Prediction Consistency Regularization for Learning with Noise Labels Based on Contrastive Clustering

Xinkai Sun,Sanguo Zhang,Shuangge Ma
DOI: https://doi.org/10.3390/e26040308
IF: 2.738
2024-03-31
Entropy
Abstract:In the classification task, label noise has a significant impact on models' performance, primarily manifested in the disruption of prediction consistency, thereby reducing the classification accuracy. This work introduces a novel prediction consistency regularization that mitigates the impact of label noise on neural networks by imposing constraints on the prediction consistency of similar samples. However, determining which samples should be similar is a primary challenge. We formalize the similar sample identification as a clustering problem and employ twin contrastive clustering (TCC) to address this issue. To ensure similarity between samples within each cluster, we enhance TCC by adjusting clustering prior to distribution using label information. Based on the adjusted TCC's clustering results, we first construct the prototype for each cluster and then formulate a prototype-based regularization term to enhance prediction consistency for the prototype within each cluster and counteract the adverse effects of label noise. We conducted comprehensive experiments using benchmark datasets to evaluate the effectiveness of our method under various scenarios with different noise rates. The results explicitly demonstrate the enhancement in classification accuracy. Subsequent analytical experiments confirm that the proposed regularization term effectively mitigates noise and that the adjusted TCC enhances the quality of similar sample recognition.
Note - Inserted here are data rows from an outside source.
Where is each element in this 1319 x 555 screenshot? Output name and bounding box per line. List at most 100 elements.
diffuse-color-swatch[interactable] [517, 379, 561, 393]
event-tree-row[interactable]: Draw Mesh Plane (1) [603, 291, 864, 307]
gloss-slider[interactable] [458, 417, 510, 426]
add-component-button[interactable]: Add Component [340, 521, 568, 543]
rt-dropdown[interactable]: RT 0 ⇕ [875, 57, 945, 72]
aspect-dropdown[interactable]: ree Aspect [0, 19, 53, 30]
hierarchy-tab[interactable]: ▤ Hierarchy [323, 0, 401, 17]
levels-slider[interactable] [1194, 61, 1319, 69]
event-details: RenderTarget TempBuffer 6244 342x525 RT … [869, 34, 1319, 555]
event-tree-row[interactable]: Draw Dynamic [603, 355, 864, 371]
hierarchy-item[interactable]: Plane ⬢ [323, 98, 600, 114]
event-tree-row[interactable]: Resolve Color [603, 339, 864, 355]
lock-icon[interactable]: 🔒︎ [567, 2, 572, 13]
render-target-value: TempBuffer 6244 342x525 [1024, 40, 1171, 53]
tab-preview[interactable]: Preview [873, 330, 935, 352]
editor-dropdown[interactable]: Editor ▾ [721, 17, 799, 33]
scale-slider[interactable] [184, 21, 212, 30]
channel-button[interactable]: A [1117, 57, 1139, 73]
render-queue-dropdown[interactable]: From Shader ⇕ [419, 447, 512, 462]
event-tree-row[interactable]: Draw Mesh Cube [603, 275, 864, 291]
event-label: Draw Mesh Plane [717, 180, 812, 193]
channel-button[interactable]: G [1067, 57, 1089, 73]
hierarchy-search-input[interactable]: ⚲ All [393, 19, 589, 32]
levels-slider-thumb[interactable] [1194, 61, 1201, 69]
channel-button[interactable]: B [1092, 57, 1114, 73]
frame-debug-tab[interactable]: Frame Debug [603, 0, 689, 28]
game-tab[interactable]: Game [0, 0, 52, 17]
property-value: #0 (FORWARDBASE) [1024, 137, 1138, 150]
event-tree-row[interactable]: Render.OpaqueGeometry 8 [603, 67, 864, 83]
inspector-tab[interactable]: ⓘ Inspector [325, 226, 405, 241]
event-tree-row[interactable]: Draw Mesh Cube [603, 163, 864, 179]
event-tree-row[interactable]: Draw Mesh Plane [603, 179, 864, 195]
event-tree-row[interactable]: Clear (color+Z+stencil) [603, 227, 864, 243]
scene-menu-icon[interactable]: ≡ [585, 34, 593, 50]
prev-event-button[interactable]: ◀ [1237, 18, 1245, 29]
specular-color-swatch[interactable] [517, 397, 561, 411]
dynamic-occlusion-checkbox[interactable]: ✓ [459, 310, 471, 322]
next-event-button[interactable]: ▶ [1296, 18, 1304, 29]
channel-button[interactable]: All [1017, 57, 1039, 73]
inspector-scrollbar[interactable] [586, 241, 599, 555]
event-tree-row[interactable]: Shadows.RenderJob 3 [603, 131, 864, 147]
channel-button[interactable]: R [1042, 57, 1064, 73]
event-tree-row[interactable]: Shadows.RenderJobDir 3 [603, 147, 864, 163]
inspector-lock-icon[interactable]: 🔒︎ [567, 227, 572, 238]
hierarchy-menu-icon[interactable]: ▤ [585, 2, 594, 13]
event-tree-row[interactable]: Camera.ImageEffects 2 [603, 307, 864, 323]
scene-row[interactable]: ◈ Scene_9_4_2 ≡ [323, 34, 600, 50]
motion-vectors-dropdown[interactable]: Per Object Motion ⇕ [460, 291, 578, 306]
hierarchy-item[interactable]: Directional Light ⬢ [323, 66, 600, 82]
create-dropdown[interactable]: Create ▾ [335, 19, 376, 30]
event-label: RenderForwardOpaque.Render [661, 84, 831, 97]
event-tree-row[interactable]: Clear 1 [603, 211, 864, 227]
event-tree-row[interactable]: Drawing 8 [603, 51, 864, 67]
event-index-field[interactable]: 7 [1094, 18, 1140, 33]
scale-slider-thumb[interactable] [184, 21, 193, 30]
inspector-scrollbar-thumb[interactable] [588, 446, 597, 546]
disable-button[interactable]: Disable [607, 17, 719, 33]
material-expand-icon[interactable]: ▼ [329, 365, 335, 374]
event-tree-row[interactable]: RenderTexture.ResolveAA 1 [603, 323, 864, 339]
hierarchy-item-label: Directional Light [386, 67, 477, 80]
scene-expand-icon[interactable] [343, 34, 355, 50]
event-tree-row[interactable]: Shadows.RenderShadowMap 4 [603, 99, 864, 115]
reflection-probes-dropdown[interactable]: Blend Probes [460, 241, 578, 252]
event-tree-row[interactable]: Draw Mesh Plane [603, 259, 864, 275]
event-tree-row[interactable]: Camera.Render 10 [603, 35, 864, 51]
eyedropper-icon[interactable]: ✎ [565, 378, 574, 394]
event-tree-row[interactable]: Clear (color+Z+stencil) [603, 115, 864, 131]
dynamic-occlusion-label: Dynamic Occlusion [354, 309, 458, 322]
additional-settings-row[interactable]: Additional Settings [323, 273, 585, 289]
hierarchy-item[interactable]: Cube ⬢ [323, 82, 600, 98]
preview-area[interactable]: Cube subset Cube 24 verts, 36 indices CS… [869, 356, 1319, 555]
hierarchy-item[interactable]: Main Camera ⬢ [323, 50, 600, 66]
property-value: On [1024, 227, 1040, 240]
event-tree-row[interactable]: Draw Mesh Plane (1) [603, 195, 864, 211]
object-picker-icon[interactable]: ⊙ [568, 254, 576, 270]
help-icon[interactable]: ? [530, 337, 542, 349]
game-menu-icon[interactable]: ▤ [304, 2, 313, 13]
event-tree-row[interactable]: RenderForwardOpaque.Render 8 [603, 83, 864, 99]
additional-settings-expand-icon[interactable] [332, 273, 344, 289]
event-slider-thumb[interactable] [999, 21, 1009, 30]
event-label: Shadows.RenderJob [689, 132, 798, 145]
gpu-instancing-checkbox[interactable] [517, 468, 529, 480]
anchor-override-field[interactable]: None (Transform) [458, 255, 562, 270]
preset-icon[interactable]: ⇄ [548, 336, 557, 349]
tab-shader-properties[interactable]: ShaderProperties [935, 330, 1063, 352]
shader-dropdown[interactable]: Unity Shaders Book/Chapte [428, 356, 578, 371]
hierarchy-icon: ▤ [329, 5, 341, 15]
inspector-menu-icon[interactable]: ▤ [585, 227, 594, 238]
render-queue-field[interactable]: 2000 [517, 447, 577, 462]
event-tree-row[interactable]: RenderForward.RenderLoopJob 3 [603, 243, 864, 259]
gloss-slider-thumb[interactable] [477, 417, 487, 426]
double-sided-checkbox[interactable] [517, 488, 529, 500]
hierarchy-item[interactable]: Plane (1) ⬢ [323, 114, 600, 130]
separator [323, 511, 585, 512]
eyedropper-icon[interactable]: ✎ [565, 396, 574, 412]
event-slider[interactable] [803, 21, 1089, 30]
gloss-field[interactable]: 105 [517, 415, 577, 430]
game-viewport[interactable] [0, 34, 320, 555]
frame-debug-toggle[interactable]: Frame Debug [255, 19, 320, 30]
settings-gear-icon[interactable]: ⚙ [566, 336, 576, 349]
physics, multidisciplinary
What problem does this paper attempt to address?
The paper mainly addresses the issue of the impact of label noise on model performance in machine learning classification tasks. Specifically, the paper proposes a new method called Prediction Consistency Regularization (PCR) to mitigate the negative effects of noisy labeled datasets during the neural network training process. The paper points out that in classification tasks, label noise significantly affects model performance, primarily by disrupting the prediction consistency among similar samples, thereby reducing classification accuracy. To alleviate this problem, the authors' proposed method is divided into two parts: 1. **Improvement of Twin Contrastive Clustering (TCC)**: - TCC is used to identify which samples in the dataset are similar. TCC is a contrastive learning framework that can generate representations and cluster based on these representations. - The paper improves TCC to better utilize label information, i.e., considering label consistency during the clustering process to improve clustering quality. This includes constructing an "alignment matrix" to reflect the relationship between categories and clusters, and introducing a confidence threshold to filter out label information that might be misleading due to noise. 2. **Prototype-based Regularization based on Clustering Results**: - Based on the improved TCC clustering results, the paper proposes a prototype regularization term. This regularization term aims to enhance the prediction consistency within clusters by penalizing the difference between the prediction distribution of samples within the same cluster and the cluster prototype. - The cluster prototype is obtained by the weighted average of the prediction distributions of samples within each cluster, where the weights are determined by the confidence of the samples belonging to the cluster. Experimental results show that the proposed regularization method effectively improves classification accuracy under different noise rates. Additionally, subsequent analysis experiments verified that the proposed regularization term can indeed effectively mitigate the impact of noise, and the improved TCC enhances the quality of similar sample identification.